Montgomerie bids to return to form
Colin Montgomerie is desperate to defend his Volvo Scandinavian Masters title after going back on his decision to miss the £1.3m (€2.1m) event in Stockholm.
Montgomerie shot a course-record 64 in the second round of the Open at Muirfield, but then crashed to an horrendous 84 on Saturday, and, after closing with a 75, said: “I’ve pulled out of tournaments for the next two weeks. I can’t handle it any more.”
The Scot was never scheduled to play in last week’s TNT Open in Holland but would have missed the trip to Sweden before changing his mind last week.
And now the 39-year-old is keen to win a fourth Scandinavian Masters title, the only one he currently holds, and continue a proud record of playing all four rounds in all 11 editions of the event.
Montgomerie took a week’s holiday on a boat off the coast of Naples with his family last week and said: “I needed the holiday to recharge the batteries, they were pretty low. I thought about taking three weeks off but I felt if I was going to do well in the USPGA I have to play golf.
“I’ve never taken three weeks off and then gone into a major and did not want to do that so I thought I would play here and try to defend. There is no better way to go into two large tournaments in America off the back of a win so that’s what I’m trying to do.
“The two tournaments in Ireland, one of which I was defending, and then Loch Lomond and the Open, there is not a worse month for pressure and expectation and everything that goes with it.
“Of those 16 rounds of golf, the two worst were the 15th and 16th and there is no secret why that was, I was very tired, mentally and physically. I needed a holiday and that was planned months in advance and that was a good time to have one.
“I enjoy getting away from mobile phones and fax machines and business and you actually do relax. You do switch off quicker than you would normally.”
However a week of relaxation and indulgence will not have done his attempts to lose weight to aid his ailing back any good, a few of the 35lbs he has been told to lose creeping back on.
But Montgomerie knows he will have to follow doctors orders if he wants to keep playing at the top level and possibly avoid an operation.
“I’m not that healthy right now, every week is a bonus if I do play. It’s a day by day thing and I have to see about it at the end of the year,” he added.
“Hopefully it won’t be an operation because that takes too much time. I’m just playing as well as I can, it’s just very painful. I can’t play too many holes of golf, I have to be careful. I don’t play or practice as much, I just have to build up and peak for a tournament.

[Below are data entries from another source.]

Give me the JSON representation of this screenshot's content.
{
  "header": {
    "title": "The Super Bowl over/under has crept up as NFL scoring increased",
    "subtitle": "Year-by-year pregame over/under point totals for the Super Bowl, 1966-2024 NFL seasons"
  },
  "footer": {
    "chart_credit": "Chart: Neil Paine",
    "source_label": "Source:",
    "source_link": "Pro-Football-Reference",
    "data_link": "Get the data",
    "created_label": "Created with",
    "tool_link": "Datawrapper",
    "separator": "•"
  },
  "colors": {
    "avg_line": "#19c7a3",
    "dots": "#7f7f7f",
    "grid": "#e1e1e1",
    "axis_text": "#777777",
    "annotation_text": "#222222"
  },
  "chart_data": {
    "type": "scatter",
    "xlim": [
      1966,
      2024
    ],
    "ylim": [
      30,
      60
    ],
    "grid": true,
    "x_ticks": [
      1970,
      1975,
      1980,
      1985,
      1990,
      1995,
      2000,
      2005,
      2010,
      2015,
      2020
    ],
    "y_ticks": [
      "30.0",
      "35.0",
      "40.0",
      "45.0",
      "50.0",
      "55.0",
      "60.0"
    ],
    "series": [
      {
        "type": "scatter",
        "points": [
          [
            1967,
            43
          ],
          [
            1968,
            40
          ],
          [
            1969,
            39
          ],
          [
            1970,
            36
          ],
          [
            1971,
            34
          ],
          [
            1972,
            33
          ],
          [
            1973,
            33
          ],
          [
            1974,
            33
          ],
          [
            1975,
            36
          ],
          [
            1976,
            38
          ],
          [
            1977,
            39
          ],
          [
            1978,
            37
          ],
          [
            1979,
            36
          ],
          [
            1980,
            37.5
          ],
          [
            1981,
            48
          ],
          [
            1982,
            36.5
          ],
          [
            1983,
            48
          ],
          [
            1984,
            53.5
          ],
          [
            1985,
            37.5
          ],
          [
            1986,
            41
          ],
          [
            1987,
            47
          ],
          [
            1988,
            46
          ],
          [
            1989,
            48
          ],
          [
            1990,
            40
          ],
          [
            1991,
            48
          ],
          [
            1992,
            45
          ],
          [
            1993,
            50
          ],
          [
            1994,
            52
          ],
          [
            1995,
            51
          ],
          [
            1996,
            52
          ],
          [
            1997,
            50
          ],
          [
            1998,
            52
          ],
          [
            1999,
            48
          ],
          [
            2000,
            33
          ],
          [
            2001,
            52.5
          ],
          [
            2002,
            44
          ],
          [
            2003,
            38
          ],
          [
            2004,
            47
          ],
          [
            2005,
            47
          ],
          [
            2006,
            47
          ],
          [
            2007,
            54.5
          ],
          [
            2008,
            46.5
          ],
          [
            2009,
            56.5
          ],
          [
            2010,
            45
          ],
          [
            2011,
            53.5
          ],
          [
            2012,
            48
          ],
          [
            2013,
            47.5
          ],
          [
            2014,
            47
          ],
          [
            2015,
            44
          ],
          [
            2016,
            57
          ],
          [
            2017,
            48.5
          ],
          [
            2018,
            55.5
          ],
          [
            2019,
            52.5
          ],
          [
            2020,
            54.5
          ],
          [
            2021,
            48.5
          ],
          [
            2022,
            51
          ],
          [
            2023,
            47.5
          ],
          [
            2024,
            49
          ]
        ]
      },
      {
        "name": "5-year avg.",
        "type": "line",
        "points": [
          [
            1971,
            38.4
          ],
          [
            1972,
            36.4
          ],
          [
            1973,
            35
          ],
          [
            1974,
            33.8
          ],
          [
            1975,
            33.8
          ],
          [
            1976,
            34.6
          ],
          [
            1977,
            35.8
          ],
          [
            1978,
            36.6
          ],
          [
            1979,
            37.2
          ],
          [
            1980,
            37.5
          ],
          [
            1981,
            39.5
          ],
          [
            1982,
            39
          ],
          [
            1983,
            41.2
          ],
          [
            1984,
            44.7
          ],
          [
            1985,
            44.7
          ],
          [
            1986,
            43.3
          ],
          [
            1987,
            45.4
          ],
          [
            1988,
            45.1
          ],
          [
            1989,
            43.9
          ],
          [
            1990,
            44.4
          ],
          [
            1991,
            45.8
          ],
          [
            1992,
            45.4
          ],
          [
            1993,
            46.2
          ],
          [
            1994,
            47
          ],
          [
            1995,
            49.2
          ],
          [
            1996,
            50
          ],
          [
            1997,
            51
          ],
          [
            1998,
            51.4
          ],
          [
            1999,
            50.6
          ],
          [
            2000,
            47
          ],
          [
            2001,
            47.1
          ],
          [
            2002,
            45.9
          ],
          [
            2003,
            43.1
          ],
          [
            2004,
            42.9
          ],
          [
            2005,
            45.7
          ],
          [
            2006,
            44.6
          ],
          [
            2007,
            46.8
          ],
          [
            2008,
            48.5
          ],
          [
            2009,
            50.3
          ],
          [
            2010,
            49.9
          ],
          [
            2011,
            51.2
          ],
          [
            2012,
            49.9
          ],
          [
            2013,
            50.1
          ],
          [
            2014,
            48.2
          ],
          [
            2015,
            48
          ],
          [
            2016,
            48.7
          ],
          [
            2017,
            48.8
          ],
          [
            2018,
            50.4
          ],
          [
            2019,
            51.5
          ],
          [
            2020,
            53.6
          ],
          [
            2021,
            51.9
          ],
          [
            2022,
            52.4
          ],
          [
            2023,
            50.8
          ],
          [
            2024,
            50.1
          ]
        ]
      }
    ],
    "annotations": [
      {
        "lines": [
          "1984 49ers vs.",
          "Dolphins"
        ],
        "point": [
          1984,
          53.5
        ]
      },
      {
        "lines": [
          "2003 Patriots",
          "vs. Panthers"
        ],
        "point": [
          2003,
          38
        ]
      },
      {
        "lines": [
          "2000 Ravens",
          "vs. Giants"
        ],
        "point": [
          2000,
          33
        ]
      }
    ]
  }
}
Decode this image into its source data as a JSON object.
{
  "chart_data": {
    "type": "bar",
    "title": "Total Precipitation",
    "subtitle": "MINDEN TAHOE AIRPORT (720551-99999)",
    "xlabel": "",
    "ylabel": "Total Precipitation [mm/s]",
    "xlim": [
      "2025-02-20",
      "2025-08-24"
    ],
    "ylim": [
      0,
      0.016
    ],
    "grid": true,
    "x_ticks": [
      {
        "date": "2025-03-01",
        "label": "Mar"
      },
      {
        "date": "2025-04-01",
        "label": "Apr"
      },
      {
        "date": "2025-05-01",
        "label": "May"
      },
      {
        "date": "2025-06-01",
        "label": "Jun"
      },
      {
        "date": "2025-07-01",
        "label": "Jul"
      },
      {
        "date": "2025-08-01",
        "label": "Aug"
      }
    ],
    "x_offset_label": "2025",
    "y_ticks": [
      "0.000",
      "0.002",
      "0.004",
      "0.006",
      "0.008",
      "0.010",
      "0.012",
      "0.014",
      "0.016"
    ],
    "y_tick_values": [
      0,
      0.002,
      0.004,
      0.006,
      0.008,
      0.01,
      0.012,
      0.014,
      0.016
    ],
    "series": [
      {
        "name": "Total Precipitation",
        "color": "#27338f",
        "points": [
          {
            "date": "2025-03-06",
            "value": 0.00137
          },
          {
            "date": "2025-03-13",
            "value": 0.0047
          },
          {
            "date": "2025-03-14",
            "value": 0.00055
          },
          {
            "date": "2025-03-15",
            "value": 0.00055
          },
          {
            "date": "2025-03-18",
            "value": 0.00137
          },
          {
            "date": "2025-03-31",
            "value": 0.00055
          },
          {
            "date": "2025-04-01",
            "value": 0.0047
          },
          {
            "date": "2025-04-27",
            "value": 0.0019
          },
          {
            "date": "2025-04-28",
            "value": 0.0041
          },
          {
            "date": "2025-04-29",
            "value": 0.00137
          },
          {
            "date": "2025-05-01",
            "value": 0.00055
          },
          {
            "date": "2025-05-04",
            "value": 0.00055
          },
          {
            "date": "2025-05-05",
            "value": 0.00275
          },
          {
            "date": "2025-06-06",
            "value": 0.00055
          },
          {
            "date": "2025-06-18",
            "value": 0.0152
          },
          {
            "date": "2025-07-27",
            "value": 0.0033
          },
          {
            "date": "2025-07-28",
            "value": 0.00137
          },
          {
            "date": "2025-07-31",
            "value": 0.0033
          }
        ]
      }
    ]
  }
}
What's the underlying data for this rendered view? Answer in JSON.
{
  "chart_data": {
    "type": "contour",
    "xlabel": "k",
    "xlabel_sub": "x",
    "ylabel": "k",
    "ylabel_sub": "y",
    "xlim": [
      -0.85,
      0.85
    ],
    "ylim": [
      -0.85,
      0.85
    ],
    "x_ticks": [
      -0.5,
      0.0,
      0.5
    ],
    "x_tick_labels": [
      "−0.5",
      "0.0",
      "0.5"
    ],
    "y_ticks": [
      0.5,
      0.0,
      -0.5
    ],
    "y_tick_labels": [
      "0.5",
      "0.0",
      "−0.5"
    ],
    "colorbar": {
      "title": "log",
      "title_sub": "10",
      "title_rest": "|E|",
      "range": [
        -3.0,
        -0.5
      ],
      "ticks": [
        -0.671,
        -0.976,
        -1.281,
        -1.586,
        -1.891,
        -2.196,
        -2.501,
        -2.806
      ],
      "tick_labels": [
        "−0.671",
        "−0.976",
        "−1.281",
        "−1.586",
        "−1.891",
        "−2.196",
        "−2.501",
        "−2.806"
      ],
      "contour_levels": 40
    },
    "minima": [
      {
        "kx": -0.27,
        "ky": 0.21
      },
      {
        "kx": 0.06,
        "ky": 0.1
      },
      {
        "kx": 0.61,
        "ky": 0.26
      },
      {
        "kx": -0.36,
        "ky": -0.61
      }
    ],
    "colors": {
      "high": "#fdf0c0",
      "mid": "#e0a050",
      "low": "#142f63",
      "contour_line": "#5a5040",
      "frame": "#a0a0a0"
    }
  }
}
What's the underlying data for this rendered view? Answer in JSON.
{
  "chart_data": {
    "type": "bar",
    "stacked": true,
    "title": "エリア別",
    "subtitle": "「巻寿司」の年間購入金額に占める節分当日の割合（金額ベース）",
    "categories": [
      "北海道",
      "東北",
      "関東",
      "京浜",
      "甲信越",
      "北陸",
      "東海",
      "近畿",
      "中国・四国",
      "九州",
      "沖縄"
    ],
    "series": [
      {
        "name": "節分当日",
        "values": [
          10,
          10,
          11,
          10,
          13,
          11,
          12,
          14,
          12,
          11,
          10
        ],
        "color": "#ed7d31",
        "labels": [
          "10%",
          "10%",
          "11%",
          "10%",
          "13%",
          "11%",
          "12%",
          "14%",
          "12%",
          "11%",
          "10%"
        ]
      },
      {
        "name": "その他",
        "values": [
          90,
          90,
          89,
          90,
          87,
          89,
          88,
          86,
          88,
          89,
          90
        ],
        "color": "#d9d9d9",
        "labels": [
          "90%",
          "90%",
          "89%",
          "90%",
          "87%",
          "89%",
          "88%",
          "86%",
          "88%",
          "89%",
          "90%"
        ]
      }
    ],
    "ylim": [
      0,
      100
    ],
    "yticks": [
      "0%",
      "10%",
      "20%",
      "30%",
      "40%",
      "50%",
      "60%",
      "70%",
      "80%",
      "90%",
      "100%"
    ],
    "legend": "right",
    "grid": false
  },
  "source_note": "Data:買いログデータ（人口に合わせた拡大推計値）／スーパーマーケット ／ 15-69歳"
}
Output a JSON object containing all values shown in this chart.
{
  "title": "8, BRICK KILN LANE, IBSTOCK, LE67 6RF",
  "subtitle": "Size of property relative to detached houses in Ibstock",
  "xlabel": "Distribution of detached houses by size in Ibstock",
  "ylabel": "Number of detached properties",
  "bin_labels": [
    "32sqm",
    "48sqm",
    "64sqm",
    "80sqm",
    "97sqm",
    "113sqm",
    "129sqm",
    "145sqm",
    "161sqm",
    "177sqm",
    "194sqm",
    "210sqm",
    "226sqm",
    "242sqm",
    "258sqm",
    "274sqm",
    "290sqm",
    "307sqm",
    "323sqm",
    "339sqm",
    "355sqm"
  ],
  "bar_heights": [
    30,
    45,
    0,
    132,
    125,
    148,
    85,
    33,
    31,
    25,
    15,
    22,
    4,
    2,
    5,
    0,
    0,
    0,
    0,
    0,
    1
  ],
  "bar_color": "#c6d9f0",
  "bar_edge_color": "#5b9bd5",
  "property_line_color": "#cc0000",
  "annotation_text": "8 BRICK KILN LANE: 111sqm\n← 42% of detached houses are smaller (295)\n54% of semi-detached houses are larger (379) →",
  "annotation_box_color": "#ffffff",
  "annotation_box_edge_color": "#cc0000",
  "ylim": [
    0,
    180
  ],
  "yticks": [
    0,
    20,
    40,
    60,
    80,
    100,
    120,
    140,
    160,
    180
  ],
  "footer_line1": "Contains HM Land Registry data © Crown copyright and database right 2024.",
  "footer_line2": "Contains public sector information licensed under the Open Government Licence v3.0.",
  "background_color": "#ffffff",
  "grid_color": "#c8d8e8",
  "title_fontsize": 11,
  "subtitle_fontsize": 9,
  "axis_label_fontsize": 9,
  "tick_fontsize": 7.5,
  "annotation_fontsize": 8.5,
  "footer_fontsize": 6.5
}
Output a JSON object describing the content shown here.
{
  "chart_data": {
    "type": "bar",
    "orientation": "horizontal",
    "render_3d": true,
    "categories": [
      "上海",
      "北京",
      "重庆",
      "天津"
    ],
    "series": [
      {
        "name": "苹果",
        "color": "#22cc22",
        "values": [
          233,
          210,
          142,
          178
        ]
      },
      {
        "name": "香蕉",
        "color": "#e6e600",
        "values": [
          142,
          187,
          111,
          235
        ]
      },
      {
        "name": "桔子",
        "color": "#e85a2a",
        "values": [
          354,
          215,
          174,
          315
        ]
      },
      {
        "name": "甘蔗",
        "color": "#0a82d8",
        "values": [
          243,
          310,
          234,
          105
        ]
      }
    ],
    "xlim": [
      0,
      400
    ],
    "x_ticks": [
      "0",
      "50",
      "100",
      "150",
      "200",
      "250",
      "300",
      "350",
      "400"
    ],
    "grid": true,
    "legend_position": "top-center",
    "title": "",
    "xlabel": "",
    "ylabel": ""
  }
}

“I haven’t lost half of what I was told to. I was told to lose 35lbs and I’ve only lost 15lbs. Losing that 20lb is possibly the difference between having an operation or not. It can only help and I’m giving myself every chance not to.
“They’re not saying I can’t continue to play, I am. I just can’t play.
“Unless they find something else that I can work towards, and I’d go for that option number one please, I may need an operation to keep playing. I have to work out and change my lifestyle, take it as a job.
“Unfortunately it’s very difficult on tour. We eat at different times so it’s very difficult to have a routine which you need to keep to. And boredom sets in, if I’m bored I tend to eat.”
Montgomerie has won at least two tournaments every year since 1993, but is well aware it is 12 months since he scraped to a one-shot victory over Lee Westwood and Ian Poulter in Malmo despite dropping shots at the last two holes.
“I want to try and win again. It’s been a year, since this tournament last year, and to get round a whole year without winning would be disappointing for me,” he added. “I want to win here really quite badly.
“Last year I’d just come off a good Open at Lytham, and to win two weeks later was good, and I don’t know what happened from then on.
“Physically I haven’t been right and I think that’s the key. May and June this year were good when I finished second twice, and even Friday at the Open was a very good round of golf, so I just need another three and I’ll be okay.
“If I haven’t won in this season I wouldn’t say it was unsuccessful, you have to be quite fortunate to win. I’ve always said there has never been a player that stands up in his press conference afterwards and says they were unlucky having won.
“There is always somewhere, whether it be Thursday or Saturday, that a good piece of fortune comes your way to keep the score ticking along and that’s important. The tournaments I’ve won I’ve been fortunate.”